After he had purchased the album at the record store and walked out the door he felt some one tap him on the shoulder and say, “Excuse me, man.” This was the first time that anyone had called him, “man”. Rick turned around and saw what could only be described as female hippie or a flower child. He had previously only seen the flower children on television or in magazines. This girl definitely met the stereotype. Rick would estimate that she was fourteen to sixteen years old.
“Hey man, do you have a cigarette and a little spare change?”
Rick happened to have a pack of Sweet Caporal cigarettes on him and did have change left over after purchasing the Jimi Hendrix album. This must be what the hippies meant by spare change. Rick laughed and said, “Sure”. The young girl had long blond hair and freckles. Although she was very thin and appeared to have missed a few meals Rick found her to be attractive.

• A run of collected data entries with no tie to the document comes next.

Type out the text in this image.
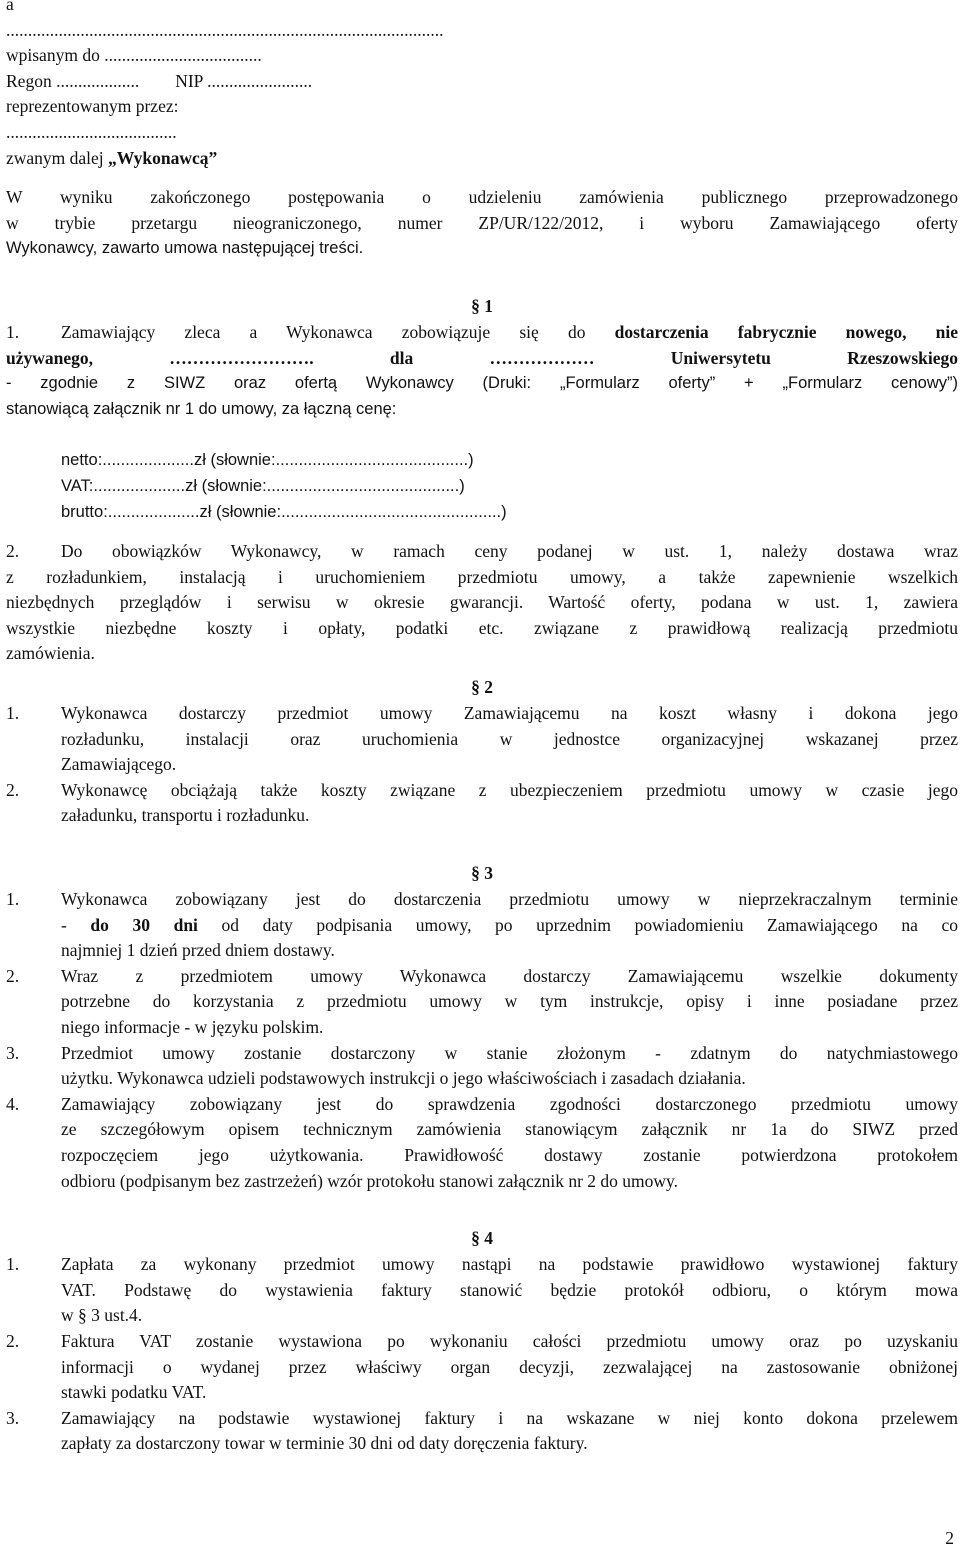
a
....................................................................................................
wpisanym do ....................................
Regon ................... NIP ........................
reprezentowanym przez:
.......................................
zwanym dalej „Wykonawcą”
W wyniku zakończonego postępowania o udzieleniu zamówienia publicznego przeprowadzonego
w trybie przetargu nieograniczonego, numer ZP/UR/122/2012, i wyboru Zamawiającego oferty
Wykonawcy, zawarto umowa następującej treści.
§ 1
1. Zamawiający zleca a Wykonawca zobowiązuje się do dostarczenia fabrycznie nowego, nie
używanego, ……………………. dla ……………… Uniwersytetu Rzeszowskiego
- zgodnie z SIWZ oraz ofertą Wykonawcy (Druki: „Formularz oferty” + „Formularz cenowy”)
stanowiącą załącznik nr 1 do umowy, za łączną cenę:
netto:....................zł (słownie:..........................................)
VAT:....................zł (słownie:..........................................)
brutto:....................zł (słownie:................................................)
2. Do obowiązków Wykonawcy, w ramach ceny podanej w ust. 1, należy dostawa wraz
z rozładunkiem, instalacją i uruchomieniem przedmiotu umowy, a także zapewnienie wszelkich
niezbędnych przeglądów i serwisu w okresie gwarancji. Wartość oferty, podana w ust. 1, zawiera
wszystkie niezbędne koszty i opłaty, podatki etc. związane z prawidłową realizacją przedmiotu
zamówienia.
§ 2
1. Wykonawca dostarczy przedmiot umowy Zamawiającemu na koszt własny i dokona jego
rozładunku, instalacji oraz uruchomienia w jednostce organizacyjnej wskazanej przez
Zamawiającego.
2. Wykonawcę obciążają także koszty związane z ubezpieczeniem przedmiotu umowy w czasie jego
załadunku, transportu i rozładunku.
§ 3
1. Wykonawca zobowiązany jest do dostarczenia przedmiotu umowy w nieprzekraczalnym terminie
- do 30 dni od daty podpisania umowy, po uprzednim powiadomieniu Zamawiającego na co
najmniej 1 dzień przed dniem dostawy.
2. Wraz z przedmiotem umowy Wykonawca dostarczy Zamawiającemu wszelkie dokumenty
potrzebne do korzystania z przedmiotu umowy w tym instrukcje, opisy i inne posiadane przez
niego informacje - w języku polskim.
3. Przedmiot umowy zostanie dostarczony w stanie złożonym - zdatnym do natychmiastowego
użytku. Wykonawca udzieli podstawowych instrukcji o jego właściwościach i zasadach działania.
4. Zamawiający zobowiązany jest do sprawdzenia zgodności dostarczonego przedmiotu umowy
ze szczegółowym opisem technicznym zamówienia stanowiącym załącznik nr 1a do SIWZ przed
rozpoczęciem jego użytkowania. Prawidłowość dostawy zostanie potwierdzona protokołem
odbioru (podpisanym bez zastrzeżeń) wzór protokołu stanowi załącznik nr 2 do umowy.
§ 4
1. Zapłata za wykonany przedmiot umowy nastąpi na podstawie prawidłowo wystawionej faktury
VAT. Podstawę do wystawienia faktury stanowić będzie protokół odbioru, o którym mowa
w § 3 ust.4.
2. Faktura VAT zostanie wystawiona po wykonaniu całości przedmiotu umowy oraz po uzyskaniu
informacji o wydanej przez właściwy organ decyzji, zezwalającej na zastosowanie obniżonej
stawki podatku VAT.
3. Zamawiający na podstawie wystawionej faktury i na wskazane w niej konto dokona przelewem
zapłaty za dostarczony towar w terminie 30 dni od daty doręczenia faktury.
2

“Would you like to get something to eat? There’s a Salisbury House about a block from here and I’m buying.” Rick couldn’t believe that he’d found the courage to say this. This was like asking a girl out on a date and he had never had any success with this. There is nothing more shattering to a young man’s
ego than rejection from a female. When a young man hears, ‘No,’ or I don’t think so,’ it is like taking a heavy punch to the abdomen. The air is sucked right out of you.
To his delight and amazement, the flower child said, “That would be very cool. Can I get a smoke from you now?”
“Absolutely,” said Rick taking a cigarette out of his pack and handing it to her.
While the two new acquaintances walked to The Salisbury House Rick felt like he was floating on air. It was hard for him to contain his excitement. He was about to have the company of a female all to himself.
Rick and his new friend found an open table at the restaurant and sat down to look at the menus. Rick said, “I know what I’m having already. A nip, some fries and a coffee. “
“That sounds cool to me. I’ll have the same as you, man. By the way I don’t even know your name,” said the flower child.